2011年10月に設立されたシフォンはMMORPGの運営に強く、長寿タイトルとなっている『M2-神甲天翔伝-』の運営を行っている会社です。近年ではUnityでの開発も行い、ソニー・ミュージックエンターテイメントとグルーヴノーツが近日提供予定の『ロボクラ』(iOS/Android)の開発も受託。運営に長けた会社として活動を行っています。

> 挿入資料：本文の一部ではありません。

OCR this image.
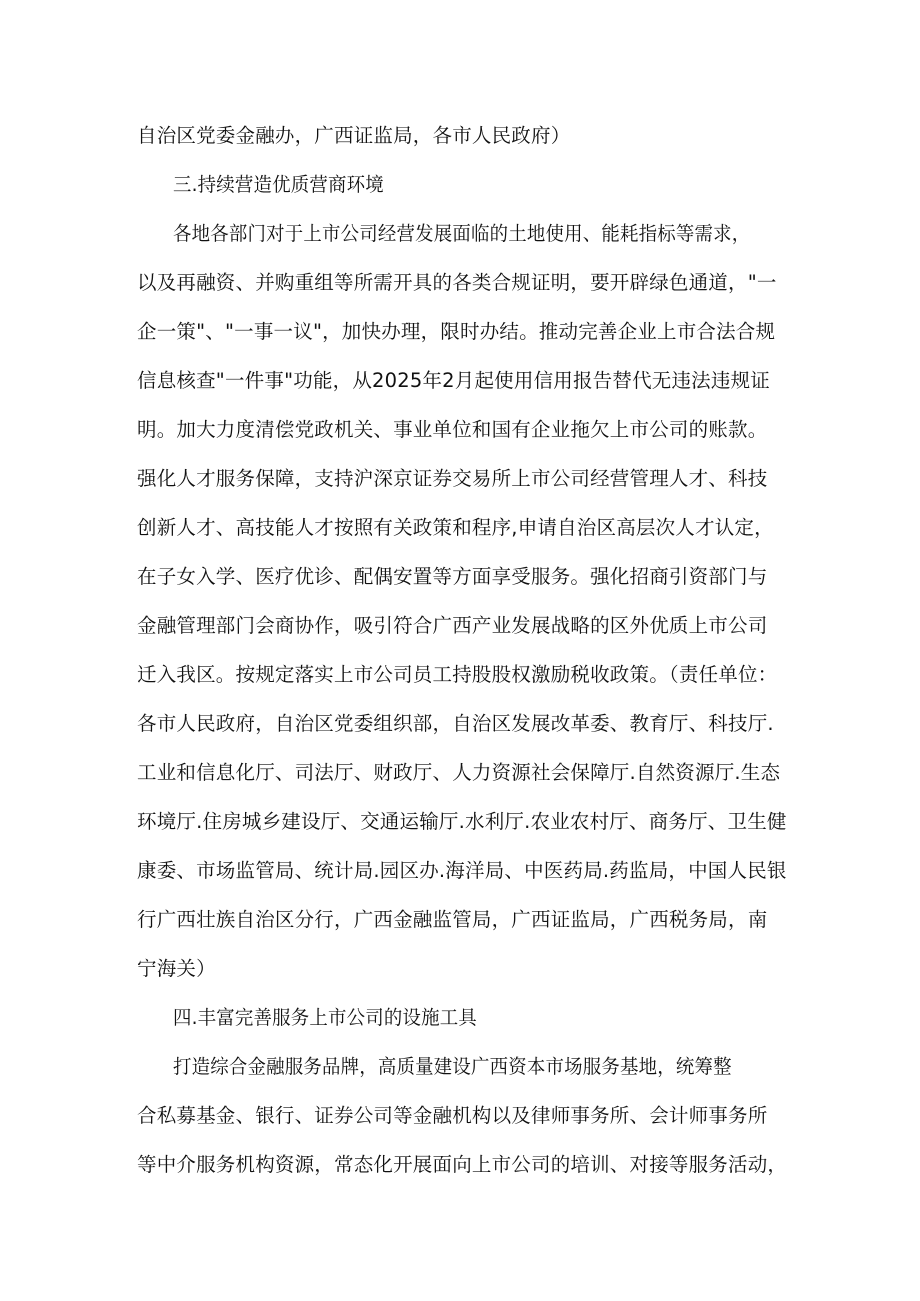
自治区党委金融办，广西证监局，各市人民政府）
三.持续营造优质营商环境
各地各部门对于上市公司经营发展面临的土地使用、能耗指标等需求，
以及再融资、并购重组等所需开具的各类合规证明，要开辟绿色通道，"一
企一策"、"一事一议"，加快办理，限时办结。推动完善企业上市合法合规
信息核查"一件事"功能，从2025年2月起使用信用报告替代无违法违规证
明。加大力度清偿党政机关、事业单位和国有企业拖欠上市公司的账款。
强化人才服务保障，支持沪深京证券交易所上市公司经营管理人才、科技
创新人才、高技能人才按照有关政策和程序,申请自治区高层次人才认定，
在子女入学、医疗优诊、配偶安置等方面享受服务。强化招商引资部门与
金融管理部门会商协作，吸引符合广西产业发展战略的区外优质上市公司
迁入我区。按规定落实上市公司员工持股股权激励税收政策。（责任单位：
各市人民政府，自治区党委组织部，自治区发展改革委、教育厅、科技厅.
工业和信息化厅、司法厅、财政厅、人力资源社会保障厅.自然资源厅.生态
环境厅.住房城乡建设厅、交通运输厅.水利厅.农业农村厅、商务厅、卫生健
康委、市场监管局、统计局.园区办.海洋局、中医药局.药监局，中国人民银
行广西壮族自治区分行，广西金融监管局，广西证监局，广西税务局，南
宁海关）
四.丰富完善服务上市公司的设施工具
打造综合金融服务品牌，高质量建设广西资本市场服务基地，统筹整
合私募基金、银行、证券公司等金融机构以及律师事务所、会计师事务所
等中介服务机构资源，常态化开展面向上市公司的培训、对接等服务活动，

同社の末広幸子代表は「滅せよクソ運営」と題して、「嘘つき」「約束を守らない」「連絡をしない」「やたらと金をせびる」といった人間の基本に外れた"だめんず運営"を辞めようと呼びかけました。もちろん、開発が難航する、収益が厳しいなどの運営の都合はあって当然ですが、「もう少しKPI以外のところでゲームの基本を考えて作りませんか?」と末広氏は話しました。ちなみに、"イケメン運営"は「きちんと決断する」「右往左往しない」「フローは簡略化する」「彼女(ゲーム)を甘やかせ過ぎない」(悪いとこは直す)「お金はほどほどに」(能動的に財布を開かせられないのは甲斐性なし)といったことで、「人としてきちんとしていれば燃える事も少ないはず」とのことでした。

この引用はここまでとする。